Haïku de route-23/ A Love Supreme

34°54'N 117°1'W. Combien de centièmes rajouter quand on tourne dans les rues? Des millièmes peut-être. Je ne sais pas trop ce qu'on a tricoté. Barstow. A Love Supreme. On est sorti pour rentrer, on s'est enfilé, longé le tank puis on a rejoint la National Trails. Sans vraiment savoir. Cette nuit on dormira le long de la Historical 66, sans le savoir, le Mojave en face, depuis le balcon du California Inn. National Trails, 66, les choses changent de nom pour faire passer l'histoire ou l'ennui ou pour surprendre, mais elles sont les mêmes, des longs fils de même. Les routes surtout, comme si, passant quelques miles ou quelques centaines de mètres, on pouvait tout modifier ou tout recommencer, changer d'adresse dans le prolongement de tous nos passés. C'est la vie là, ça, on déménage, on change d'adresse mais on ne quitte jamais la route. Un peu d'espace pour être quelqu'un d'autre. J'aurais pu naître à Baross Tér, vivre mon enfance à Rákóczi út, mon adolescence à Kossuth Lajos U., ma vie adulte sur Erzsébet Hid et aller mourir à Hegyalja út. A Rolle par contre c'est toujours la Grande Rue, de là où Carole avait son café jusqu'à la station où Roberto Succo avait pris l'institutrice en otage.
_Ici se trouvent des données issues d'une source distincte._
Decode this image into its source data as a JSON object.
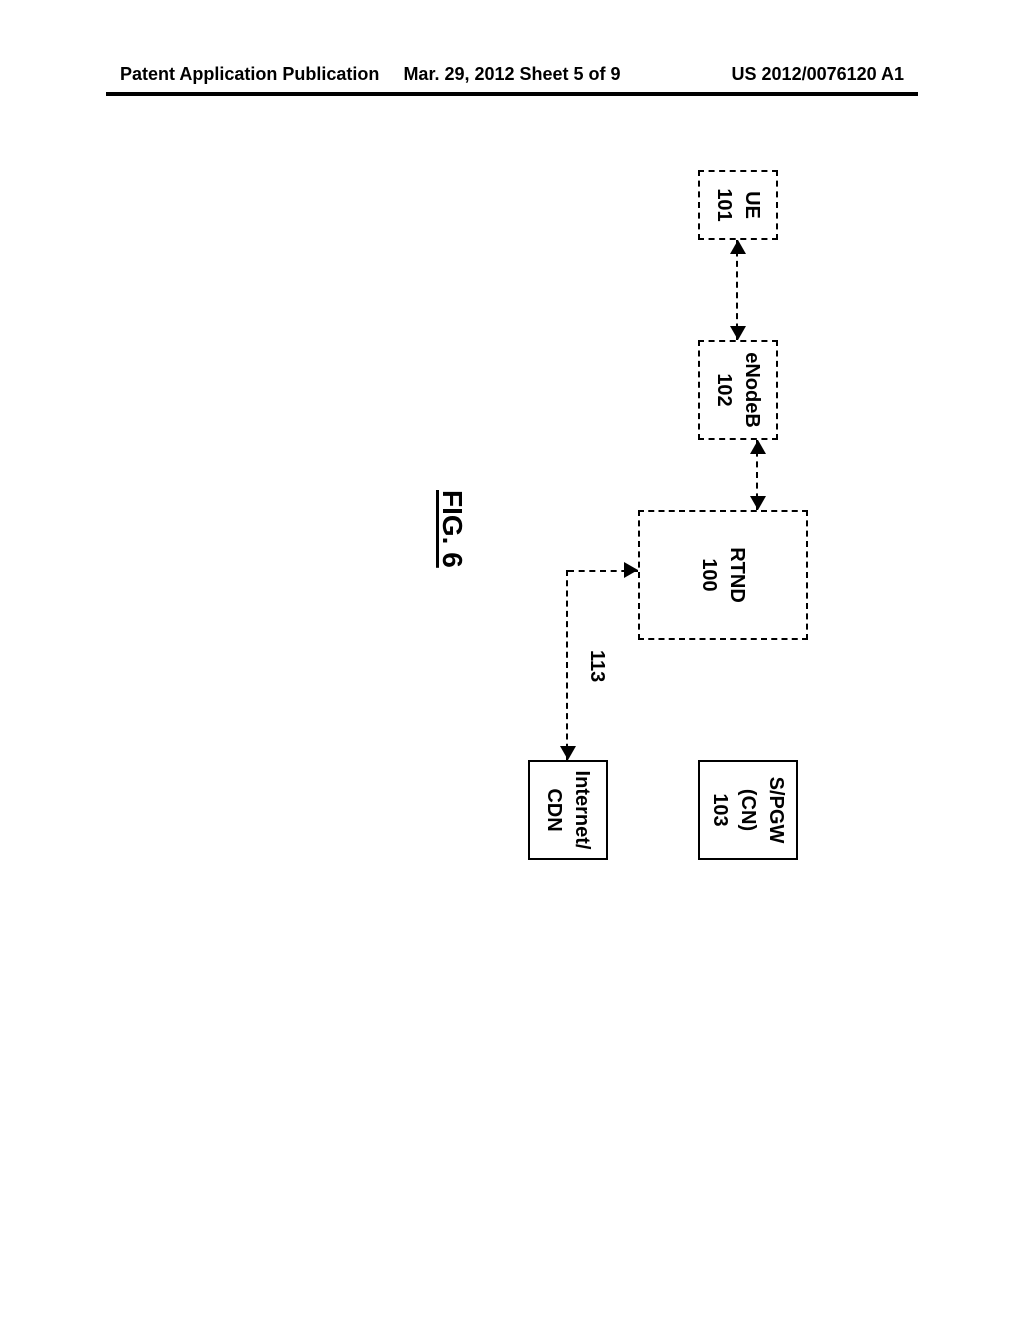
{
  "header": {
    "left": "Patent Application Publication",
    "center": "Mar. 29, 2012  Sheet 5 of 9",
    "right": "US 2012/0076120 A1"
  },
  "boxes": {
    "ue": {
      "line1": "UE",
      "line2": "101"
    },
    "enodeb": {
      "line1": "eNodeB",
      "line2": "102"
    },
    "rtnd": {
      "line1": "RTND",
      "line2": "100"
    },
    "spgw": {
      "line1": "S/PGW",
      "line2": "(CN)",
      "line3": "103"
    },
    "internet": {
      "line1": "Internet/",
      "line2": "CDN"
    }
  },
  "connectors": {
    "rtnd_internet_label": "113"
  },
  "figure_label": "FIG. 6"
}
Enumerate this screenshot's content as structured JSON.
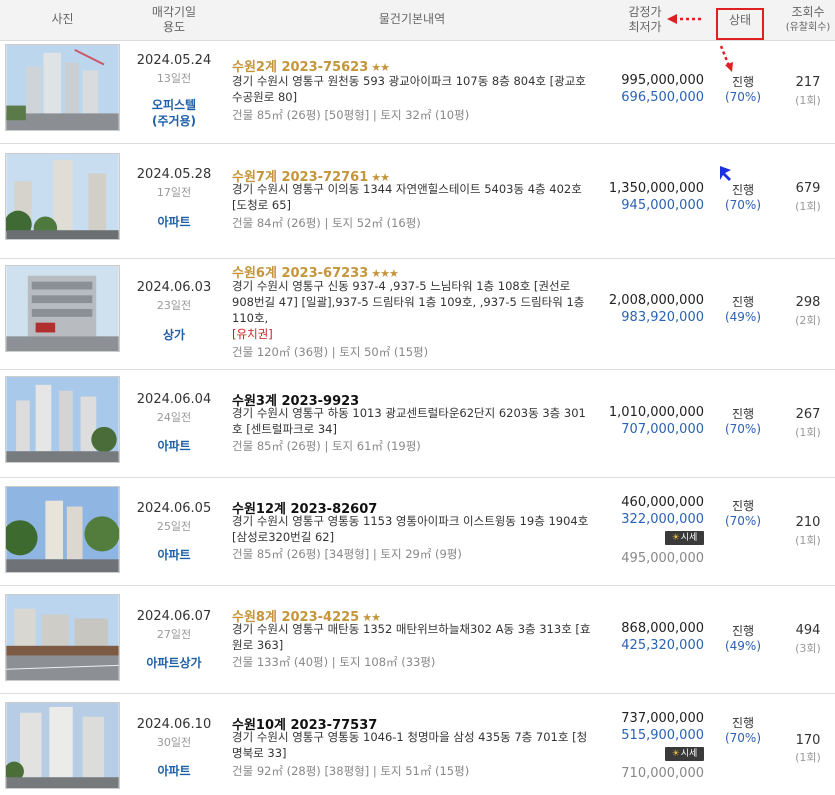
{
  "header": {
    "photo": "사진",
    "date_line1": "매각기일",
    "date_line2": "용도",
    "info": "물건기본내역",
    "price_line1": "감정가",
    "price_line2": "최저가",
    "status": "상태",
    "views_line1": "조회수",
    "views_line2": "(유찰회수)"
  },
  "market_badge": "시세",
  "items": [
    {
      "date": "2024.05.24",
      "days_left": "13일전",
      "type_line1": "오피스텔",
      "type_line2": "(주거용)",
      "case": "수원2계 2023-75623",
      "case_style": "gold",
      "stars": "★★",
      "address": "경기 수원시 영통구 원천동 593 광교아이파크 107동 8층 804호 [광교호수공원로 80]",
      "note": "",
      "area": "건물 85㎡ (26평) [50평형]  |  토지 32㎡ (10평)",
      "appraisal": "995,000,000",
      "min_price": "696,500,000",
      "market_price": "",
      "status": "진행",
      "percent": "(70%)",
      "views": "217",
      "fail_count": "(1회)"
    },
    {
      "date": "2024.05.28",
      "days_left": "17일전",
      "type_line1": "아파트",
      "type_line2": "",
      "case": "수원7계 2023-72761",
      "case_style": "gold",
      "stars": "★★",
      "address": "경기 수원시 영통구 이의동 1344 자연앤힐스테이트 5403동 4층 402호 [도청로 65]",
      "note": "",
      "area": "건물 84㎡ (26평)  |  토지 52㎡ (16평)",
      "appraisal": "1,350,000,000",
      "min_price": "945,000,000",
      "market_price": "",
      "status": "진행",
      "percent": "(70%)",
      "views": "679",
      "fail_count": "(1회)"
    },
    {
      "date": "2024.06.03",
      "days_left": "23일전",
      "type_line1": "상가",
      "type_line2": "",
      "case": "수원6계 2023-67233",
      "case_style": "gold",
      "stars": "★★★",
      "address": "경기 수원시 영통구 신동 937-4 ,937-5 느님타워 1층 108호 [권선로908번길 47] [일괄],937-5 드림타워 1층 109호, ,937-5 드림타워 1층 110호,",
      "note": "[유치권]",
      "area": "건물 120㎡ (36평)  |  토지 50㎡ (15평)",
      "appraisal": "2,008,000,000",
      "min_price": "983,920,000",
      "market_price": "",
      "status": "진행",
      "percent": "(49%)",
      "views": "298",
      "fail_count": "(2회)"
    },
    {
      "date": "2024.06.04",
      "days_left": "24일전",
      "type_line1": "아파트",
      "type_line2": "",
      "case": "수원3계 2023-9923",
      "case_style": "dark",
      "stars": "",
      "address": "경기 수원시 영통구 하동 1013 광교센트럴타운62단지 6203동 3층 301호 [센트럴파크로 34]",
      "note": "",
      "area": "건물 85㎡ (26평)  |  토지 61㎡ (19평)",
      "appraisal": "1,010,000,000",
      "min_price": "707,000,000",
      "market_price": "",
      "status": "진행",
      "percent": "(70%)",
      "views": "267",
      "fail_count": "(1회)"
    },
    {
      "date": "2024.06.05",
      "days_left": "25일전",
      "type_line1": "아파트",
      "type_line2": "",
      "case": "수원12계 2023-82607",
      "case_style": "dark",
      "stars": "",
      "address": "경기 수원시 영통구 영통동 1153 영통아이파크 이스트윙동 19층 1904호 [삼성로320번길 62]",
      "note": "",
      "area": "건물 85㎡ (26평) [34평형]  |  토지 29㎡ (9평)",
      "appraisal": "460,000,000",
      "min_price": "322,000,000",
      "market_price": "495,000,000",
      "status": "진행",
      "percent": "(70%)",
      "views": "210",
      "fail_count": "(1회)"
    },
    {
      "date": "2024.06.07",
      "days_left": "27일전",
      "type_line1": "아파트상가",
      "type_line2": "",
      "case": "수원8계 2023-4225",
      "case_style": "gold",
      "stars": "★★",
      "address": "경기 수원시 영통구 매탄동 1352 매탄위브하늘채302 A동 3층 313호 [효원로 363]",
      "note": "",
      "area": "건물 133㎡ (40평)  |  토지 108㎡ (33평)",
      "appraisal": "868,000,000",
      "min_price": "425,320,000",
      "market_price": "",
      "status": "진행",
      "percent": "(49%)",
      "views": "494",
      "fail_count": "(3회)"
    },
    {
      "date": "2024.06.10",
      "days_left": "30일전",
      "type_line1": "아파트",
      "type_line2": "",
      "case": "수원10계 2023-77537",
      "case_style": "dark",
      "stars": "",
      "address": "경기 수원시 영통구 영통동 1046-1 청명마을 삼성 435동 7층 701호 [청명북로 33]",
      "note": "",
      "area": "건물 92㎡ (28평) [38평형]  |  토지 51㎡ (15평)",
      "appraisal": "737,000,000",
      "min_price": "515,900,000",
      "market_price": "710,000,000",
      "status": "진행",
      "percent": "(70%)",
      "views": "170",
      "fail_count": "(1회)"
    }
  ],
  "colors": {
    "accent_blue": "#2a62b5",
    "gold": "#c4953a",
    "annotation_red": "#e02020"
  }
}
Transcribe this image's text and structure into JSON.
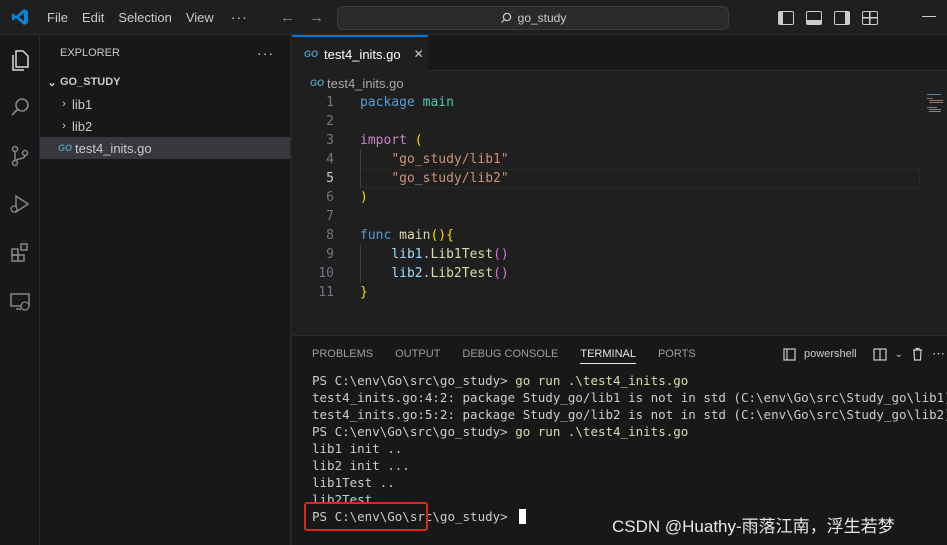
{
  "titlebar": {
    "menu": [
      "File",
      "Edit",
      "Selection",
      "View"
    ],
    "menu_more": "···",
    "search": "go_study"
  },
  "sidebar": {
    "header": "EXPLORER",
    "more": "···",
    "root": "GO_STUDY",
    "items": [
      {
        "label": "lib1",
        "type": "folder"
      },
      {
        "label": "lib2",
        "type": "folder"
      },
      {
        "label": "test4_inits.go",
        "type": "file",
        "selected": true
      }
    ],
    "file_badge": "GO"
  },
  "editor": {
    "tab_label": "test4_inits.go",
    "tab_close": "✕",
    "breadcrumb": "test4_inits.go",
    "active_line": 5,
    "line_numbers": [
      "1",
      "2",
      "3",
      "4",
      "5",
      "6",
      "7",
      "8",
      "9",
      "10",
      "11"
    ]
  },
  "panel": {
    "tabs": [
      "PROBLEMS",
      "OUTPUT",
      "DEBUG CONSOLE",
      "TERMINAL",
      "PORTS"
    ],
    "active_tab": "TERMINAL",
    "shell": "powershell",
    "terminal_lines": [
      {
        "prompt": "PS C:\\env\\Go\\src\\go_study> ",
        "cmd": "go run .\\test4_inits.go"
      },
      {
        "text": "test4_inits.go:4:2: package Study_go/lib1 is not in std (C:\\env\\Go\\src\\Study_go\\lib1)"
      },
      {
        "text": "test4_inits.go:5:2: package Study_go/lib2 is not in std (C:\\env\\Go\\src\\Study_go\\lib2)"
      },
      {
        "prompt": "PS C:\\env\\Go\\src\\go_study> ",
        "cmd": "go run .\\test4_inits.go"
      },
      {
        "text": "lib1 init .."
      },
      {
        "text": "lib2 init ..."
      },
      {
        "text": "lib1Test .."
      },
      {
        "text": "lib2Test .."
      },
      {
        "prompt": "PS C:\\env\\Go\\src\\go_study> ",
        "cmd": ""
      }
    ]
  },
  "watermark": "CSDN @Huathy-雨落江南，浮生若梦",
  "colors": {
    "accent": "#0078d4",
    "highlight_box": "#e0251f"
  }
}
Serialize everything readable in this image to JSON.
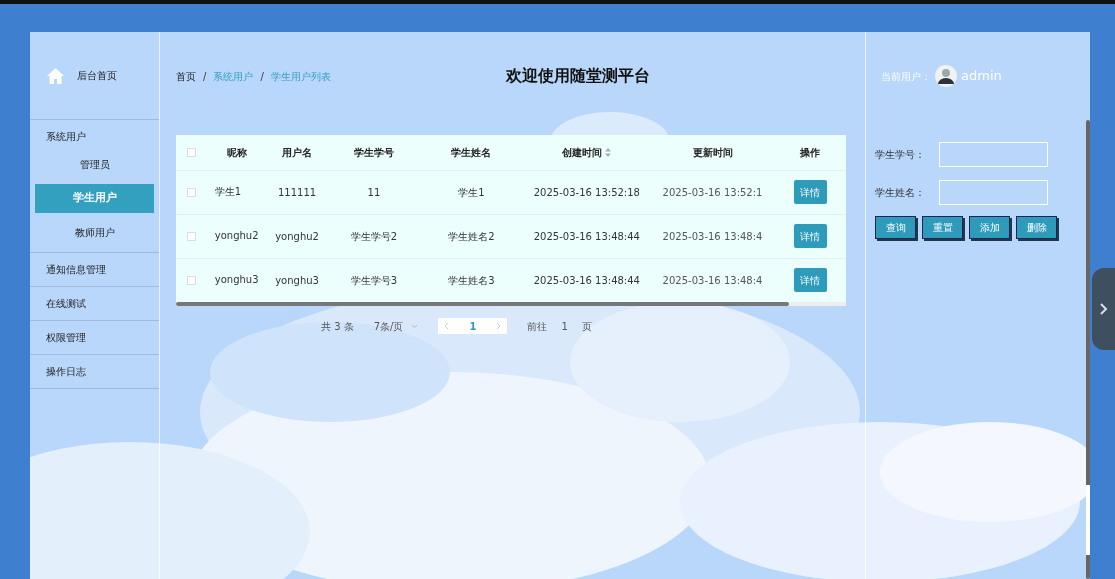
{
  "sidebar": {
    "home": {
      "label": "后台首页"
    },
    "items": [
      {
        "label": "系统用户",
        "children": [
          {
            "label": "管理员",
            "selected": false
          },
          {
            "label": "学生用户",
            "selected": true
          },
          {
            "label": "教师用户",
            "selected": false
          }
        ]
      },
      {
        "label": "通知信息管理"
      },
      {
        "label": "在线测试"
      },
      {
        "label": "权限管理"
      },
      {
        "label": "操作日志"
      }
    ]
  },
  "breadcrumb": [
    {
      "label": "首页",
      "current": false,
      "separator": "/"
    },
    {
      "label": "系统用户",
      "current": true,
      "separator": "/"
    },
    {
      "label": "学生用户列表",
      "current": true
    }
  ],
  "header": {
    "title": "欢迎使用随堂测平台",
    "user_label": "当前用户：",
    "user_name": "admin"
  },
  "table": {
    "all_checked": false,
    "columns": [
      {
        "label": "昵称",
        "sortable": false
      },
      {
        "label": "用户名",
        "sortable": false
      },
      {
        "label": "学生学号",
        "sortable": false
      },
      {
        "label": "学生姓名",
        "sortable": false
      },
      {
        "label": "创建时间",
        "sortable": true
      },
      {
        "label": "更新时间",
        "sortable": false
      },
      {
        "label": "操作",
        "sortable": false
      }
    ],
    "rows": [
      {
        "checked": false,
        "cells": [
          "学生1",
          "111111",
          "11",
          "学生1",
          "2025-03-16 13:52:18",
          "2025-03-16 13:52:1"
        ],
        "action": "详情"
      },
      {
        "checked": false,
        "cells": [
          "yonghu2",
          "yonghu2",
          "学生学号2",
          "学生姓名2",
          "2025-03-16 13:48:44",
          "2025-03-16 13:48:4"
        ],
        "action": "详情"
      },
      {
        "checked": false,
        "cells": [
          "yonghu3",
          "yonghu3",
          "学生学号3",
          "学生姓名3",
          "2025-03-16 13:48:44",
          "2025-03-16 13:48:4"
        ],
        "action": "详情"
      }
    ]
  },
  "pagination": {
    "total": "共 3 条",
    "page_size": "7条/页",
    "pages": [
      {
        "label": "1",
        "selected": true
      }
    ],
    "goto_label": "前往",
    "goto_value": "1",
    "goto_suffix": "页"
  },
  "search": {
    "fields": [
      {
        "label": "学生学号："
      },
      {
        "label": "学生姓名："
      }
    ],
    "buttons": [
      "查询",
      "重置",
      "添加",
      "删除"
    ]
  }
}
Pour l'instant on roule lent, travelling des Motels. On freine, à l'inspiration, ma mère se dit que et on se parque sur une place libre, face à une des chambres du Cactus Motel. On sort de la voiture. J'ai une de ces impressions, celles qui viennent du ventre et qui mettent des yeux derrière la tête. Vacancy. Free Internet. On marche sur le bitume pelé, vers le fond. Rien ici ne ressemble à une réception, une suite de cinq baraquements d'ocre terne et devant une porte, au fond, entre deux Rottweilers qui jouent à se mordre, une gamine black, assise, nous regarde. Je me retourne. Une grasse blanche se traîne vers sa chambre. Une femme noire sans âge nous salue de peu de dents, peut-être enceinte en traversant le parking. joie de came. Décrépi d'Amérique. Je me mets en chien. On ne dormira pas ici. Un temps court ma mère avait envisagé. On aventure. Je souris et réponds au salut en retournant dans la voiture. A Love Supreme.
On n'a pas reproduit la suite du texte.